The two-meter (two-yard) long piece of wreckage was discovered near Saint-Andre, on the eastern side of the French territory island off the east coast of Africa on Wednesday.

"It is almost certain that the flaperon is from a Boeing 777 aircraft. Our chief investigator here told me this," Malaysia's Deputy Transport Minister Abdul Aziz Kaprawi said on Thursday.

A flaperon is a moving wing surface found close to the fuselage of a plane.

Significant number

Australian Transport and Infrastructure Minister Warren Truss said the discovery was a "very important development" in the search for Flight MH370, which was an aircraft of the same type.

Australia has been leading search efforts over more than 50,000 square kilometers (19,000 square miles) of the southern Indian Ocean since the plane's disappearance in March 2014.

Truss told reporters on Thursday that a number stamped on the debris may help to quickly identify the aircraft. He said the number, BB670, was not a serial number but could be a maintenance number.

Australian scientists are now reportedly looking at photographs to determine whether barnacles attached to the debris correlate with the amount of time that it would have been in the ocean.

Search for closure

Truss also said on Thursday that the find, if it was wreckage from the missing aircraft, "starts to provide some closure for the families of the MH370 passengers."

Some relatives said they had mixed feelings at the news as they struggle between finding closure and holding out hope that those on board may still be alive.

"I hope we can confirm this is from MH370," said G. Subramanian, whose son S. Puspanathan was on board.

"I want closure to this mystery.
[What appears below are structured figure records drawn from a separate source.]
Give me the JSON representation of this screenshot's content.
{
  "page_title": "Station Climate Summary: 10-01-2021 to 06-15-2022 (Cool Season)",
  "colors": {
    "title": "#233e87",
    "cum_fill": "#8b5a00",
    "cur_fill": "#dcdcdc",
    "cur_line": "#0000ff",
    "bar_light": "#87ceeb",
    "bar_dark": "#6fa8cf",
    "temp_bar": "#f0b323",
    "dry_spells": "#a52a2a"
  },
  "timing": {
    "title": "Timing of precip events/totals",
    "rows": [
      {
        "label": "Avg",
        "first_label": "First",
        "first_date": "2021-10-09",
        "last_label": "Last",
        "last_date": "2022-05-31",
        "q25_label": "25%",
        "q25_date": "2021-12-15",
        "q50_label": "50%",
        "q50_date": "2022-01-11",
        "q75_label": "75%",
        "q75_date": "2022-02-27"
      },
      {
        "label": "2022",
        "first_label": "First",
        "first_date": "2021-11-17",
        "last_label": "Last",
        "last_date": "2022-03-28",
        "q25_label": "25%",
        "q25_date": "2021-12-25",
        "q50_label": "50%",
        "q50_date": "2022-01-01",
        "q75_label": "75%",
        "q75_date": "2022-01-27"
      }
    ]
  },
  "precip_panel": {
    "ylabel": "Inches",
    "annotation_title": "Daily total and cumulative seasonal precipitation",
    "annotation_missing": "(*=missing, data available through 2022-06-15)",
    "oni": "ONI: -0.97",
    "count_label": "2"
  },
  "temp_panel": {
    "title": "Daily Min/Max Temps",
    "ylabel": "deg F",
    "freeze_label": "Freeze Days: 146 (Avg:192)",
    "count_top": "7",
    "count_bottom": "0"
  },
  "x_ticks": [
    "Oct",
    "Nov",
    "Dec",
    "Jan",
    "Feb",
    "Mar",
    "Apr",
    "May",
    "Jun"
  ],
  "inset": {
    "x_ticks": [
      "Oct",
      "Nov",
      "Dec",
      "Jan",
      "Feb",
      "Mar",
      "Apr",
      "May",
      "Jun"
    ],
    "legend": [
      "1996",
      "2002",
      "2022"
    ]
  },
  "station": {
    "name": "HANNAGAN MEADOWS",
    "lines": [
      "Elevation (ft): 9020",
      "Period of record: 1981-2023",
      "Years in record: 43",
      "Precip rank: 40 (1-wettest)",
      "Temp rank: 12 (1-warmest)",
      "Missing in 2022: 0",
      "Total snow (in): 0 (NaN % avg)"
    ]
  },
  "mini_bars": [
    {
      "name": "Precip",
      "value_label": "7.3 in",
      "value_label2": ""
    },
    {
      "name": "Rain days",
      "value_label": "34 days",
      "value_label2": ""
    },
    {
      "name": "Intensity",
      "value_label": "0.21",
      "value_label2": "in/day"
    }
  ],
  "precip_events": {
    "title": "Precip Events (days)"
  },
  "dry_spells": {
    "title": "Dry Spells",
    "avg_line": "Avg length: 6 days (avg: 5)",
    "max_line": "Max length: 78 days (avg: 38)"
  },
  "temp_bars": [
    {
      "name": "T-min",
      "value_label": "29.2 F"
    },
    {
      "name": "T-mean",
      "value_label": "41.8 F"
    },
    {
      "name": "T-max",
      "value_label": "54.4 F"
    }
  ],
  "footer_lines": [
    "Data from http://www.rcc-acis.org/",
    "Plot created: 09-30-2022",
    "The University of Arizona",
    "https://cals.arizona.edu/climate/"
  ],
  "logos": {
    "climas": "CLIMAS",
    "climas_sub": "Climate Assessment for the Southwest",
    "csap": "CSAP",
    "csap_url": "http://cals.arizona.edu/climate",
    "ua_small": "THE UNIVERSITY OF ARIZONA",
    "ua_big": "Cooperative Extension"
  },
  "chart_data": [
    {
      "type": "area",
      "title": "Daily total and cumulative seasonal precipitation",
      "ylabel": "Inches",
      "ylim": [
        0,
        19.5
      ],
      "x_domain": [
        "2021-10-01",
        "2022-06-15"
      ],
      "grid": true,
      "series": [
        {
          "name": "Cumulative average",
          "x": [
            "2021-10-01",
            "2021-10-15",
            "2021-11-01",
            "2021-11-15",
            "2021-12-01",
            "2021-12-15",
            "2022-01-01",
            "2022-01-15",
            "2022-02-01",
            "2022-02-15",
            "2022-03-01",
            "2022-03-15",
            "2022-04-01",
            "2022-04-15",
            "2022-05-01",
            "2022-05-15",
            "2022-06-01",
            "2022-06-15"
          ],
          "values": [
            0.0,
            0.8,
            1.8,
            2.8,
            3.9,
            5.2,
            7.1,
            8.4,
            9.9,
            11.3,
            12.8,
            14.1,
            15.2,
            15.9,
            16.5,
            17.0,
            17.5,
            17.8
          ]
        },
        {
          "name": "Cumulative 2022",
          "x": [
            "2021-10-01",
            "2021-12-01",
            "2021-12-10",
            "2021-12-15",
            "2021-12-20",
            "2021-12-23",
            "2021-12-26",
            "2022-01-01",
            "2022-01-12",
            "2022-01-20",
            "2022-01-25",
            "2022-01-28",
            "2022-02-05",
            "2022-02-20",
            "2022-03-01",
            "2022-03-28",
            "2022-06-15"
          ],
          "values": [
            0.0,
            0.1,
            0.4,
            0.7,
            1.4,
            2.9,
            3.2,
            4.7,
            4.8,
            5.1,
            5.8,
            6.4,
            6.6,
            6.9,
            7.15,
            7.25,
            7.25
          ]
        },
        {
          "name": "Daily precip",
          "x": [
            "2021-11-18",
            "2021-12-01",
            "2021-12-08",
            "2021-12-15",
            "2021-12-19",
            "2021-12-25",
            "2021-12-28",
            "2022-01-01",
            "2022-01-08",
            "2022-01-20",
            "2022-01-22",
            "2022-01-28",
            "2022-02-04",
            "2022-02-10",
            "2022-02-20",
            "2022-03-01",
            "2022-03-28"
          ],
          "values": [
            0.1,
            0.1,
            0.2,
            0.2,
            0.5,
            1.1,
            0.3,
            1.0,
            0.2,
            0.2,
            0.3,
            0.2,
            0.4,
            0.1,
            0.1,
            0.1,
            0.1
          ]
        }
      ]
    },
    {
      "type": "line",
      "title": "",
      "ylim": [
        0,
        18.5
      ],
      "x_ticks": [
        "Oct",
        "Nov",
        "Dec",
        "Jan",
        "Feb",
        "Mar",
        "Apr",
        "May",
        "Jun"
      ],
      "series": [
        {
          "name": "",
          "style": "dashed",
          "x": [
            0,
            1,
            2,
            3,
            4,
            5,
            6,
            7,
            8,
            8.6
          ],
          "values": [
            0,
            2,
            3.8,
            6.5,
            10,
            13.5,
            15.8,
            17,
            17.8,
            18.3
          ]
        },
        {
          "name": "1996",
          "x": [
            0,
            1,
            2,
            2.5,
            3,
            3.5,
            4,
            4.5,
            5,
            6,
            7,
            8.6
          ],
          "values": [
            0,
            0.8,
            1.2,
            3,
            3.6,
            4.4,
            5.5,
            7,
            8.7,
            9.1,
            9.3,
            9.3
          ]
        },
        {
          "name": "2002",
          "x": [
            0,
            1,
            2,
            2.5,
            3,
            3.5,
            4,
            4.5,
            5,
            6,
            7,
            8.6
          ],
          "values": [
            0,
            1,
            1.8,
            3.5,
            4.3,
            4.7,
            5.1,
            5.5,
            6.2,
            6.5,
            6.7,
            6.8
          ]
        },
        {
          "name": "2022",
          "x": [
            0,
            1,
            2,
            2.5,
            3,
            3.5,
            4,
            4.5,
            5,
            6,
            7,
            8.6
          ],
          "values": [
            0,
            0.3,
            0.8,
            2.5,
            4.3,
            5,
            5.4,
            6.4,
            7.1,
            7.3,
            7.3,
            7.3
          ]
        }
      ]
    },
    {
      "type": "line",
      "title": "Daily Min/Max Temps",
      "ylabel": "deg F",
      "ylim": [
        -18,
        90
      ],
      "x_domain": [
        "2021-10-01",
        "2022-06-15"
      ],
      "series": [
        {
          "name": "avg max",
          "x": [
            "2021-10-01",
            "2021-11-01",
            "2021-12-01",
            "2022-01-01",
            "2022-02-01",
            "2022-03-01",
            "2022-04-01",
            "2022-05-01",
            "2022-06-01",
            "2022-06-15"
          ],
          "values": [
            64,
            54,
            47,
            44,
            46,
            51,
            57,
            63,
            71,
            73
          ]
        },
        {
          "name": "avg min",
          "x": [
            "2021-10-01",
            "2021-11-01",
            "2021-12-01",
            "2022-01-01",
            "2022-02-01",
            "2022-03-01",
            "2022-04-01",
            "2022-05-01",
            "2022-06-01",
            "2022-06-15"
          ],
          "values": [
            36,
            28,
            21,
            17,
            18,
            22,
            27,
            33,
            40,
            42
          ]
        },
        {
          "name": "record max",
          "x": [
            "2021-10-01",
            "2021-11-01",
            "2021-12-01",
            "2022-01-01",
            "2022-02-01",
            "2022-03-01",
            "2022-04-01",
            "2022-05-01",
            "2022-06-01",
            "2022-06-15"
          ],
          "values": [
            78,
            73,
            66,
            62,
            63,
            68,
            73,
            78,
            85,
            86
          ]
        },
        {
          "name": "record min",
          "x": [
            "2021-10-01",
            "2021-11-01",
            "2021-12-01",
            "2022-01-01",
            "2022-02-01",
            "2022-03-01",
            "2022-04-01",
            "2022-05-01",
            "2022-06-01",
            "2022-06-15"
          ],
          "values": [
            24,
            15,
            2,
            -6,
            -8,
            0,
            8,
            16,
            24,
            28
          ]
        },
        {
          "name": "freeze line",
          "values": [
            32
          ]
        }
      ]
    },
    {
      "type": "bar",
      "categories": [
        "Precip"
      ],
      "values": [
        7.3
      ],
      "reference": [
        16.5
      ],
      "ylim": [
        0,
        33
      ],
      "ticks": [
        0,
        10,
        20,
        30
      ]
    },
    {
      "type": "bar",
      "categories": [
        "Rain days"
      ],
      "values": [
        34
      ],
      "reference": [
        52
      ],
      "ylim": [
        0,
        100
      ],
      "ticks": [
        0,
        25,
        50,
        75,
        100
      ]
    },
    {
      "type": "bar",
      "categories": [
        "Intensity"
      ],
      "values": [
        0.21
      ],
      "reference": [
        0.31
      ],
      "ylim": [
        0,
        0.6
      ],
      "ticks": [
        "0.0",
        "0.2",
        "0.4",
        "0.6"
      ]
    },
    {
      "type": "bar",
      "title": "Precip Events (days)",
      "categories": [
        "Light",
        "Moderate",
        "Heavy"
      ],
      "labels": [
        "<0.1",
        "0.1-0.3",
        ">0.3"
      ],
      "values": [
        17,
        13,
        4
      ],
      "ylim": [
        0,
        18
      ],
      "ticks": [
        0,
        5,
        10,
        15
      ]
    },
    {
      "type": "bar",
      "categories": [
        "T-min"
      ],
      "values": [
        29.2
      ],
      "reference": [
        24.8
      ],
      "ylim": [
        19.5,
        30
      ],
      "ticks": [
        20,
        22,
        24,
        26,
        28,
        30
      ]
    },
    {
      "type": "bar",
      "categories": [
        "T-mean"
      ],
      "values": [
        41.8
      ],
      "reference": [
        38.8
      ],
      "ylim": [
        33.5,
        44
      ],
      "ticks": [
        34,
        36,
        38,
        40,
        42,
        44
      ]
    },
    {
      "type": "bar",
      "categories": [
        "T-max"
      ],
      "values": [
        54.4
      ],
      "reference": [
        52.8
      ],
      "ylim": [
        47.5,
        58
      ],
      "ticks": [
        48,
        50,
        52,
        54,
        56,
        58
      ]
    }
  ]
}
But we hold to the belief that Puspanathan is still alive," he told AFP news agency.

Many relatives of the missing passengers have criticized Malaysia over the handling of the disaster because of the lack of discoveries made by investigators.

Aviation mystery

Flight MH370 disappeared from radar screens shortly after departing from Kuala Lumpur en route to Beijing.

Officials believe the plane, which was carrying 239 passengers, was flown thousands of kilometers off course before crashing in the Indian Ocean.

No remnants of the aircraft have been found and its disappearance remains one of aviation's biggest mysteries.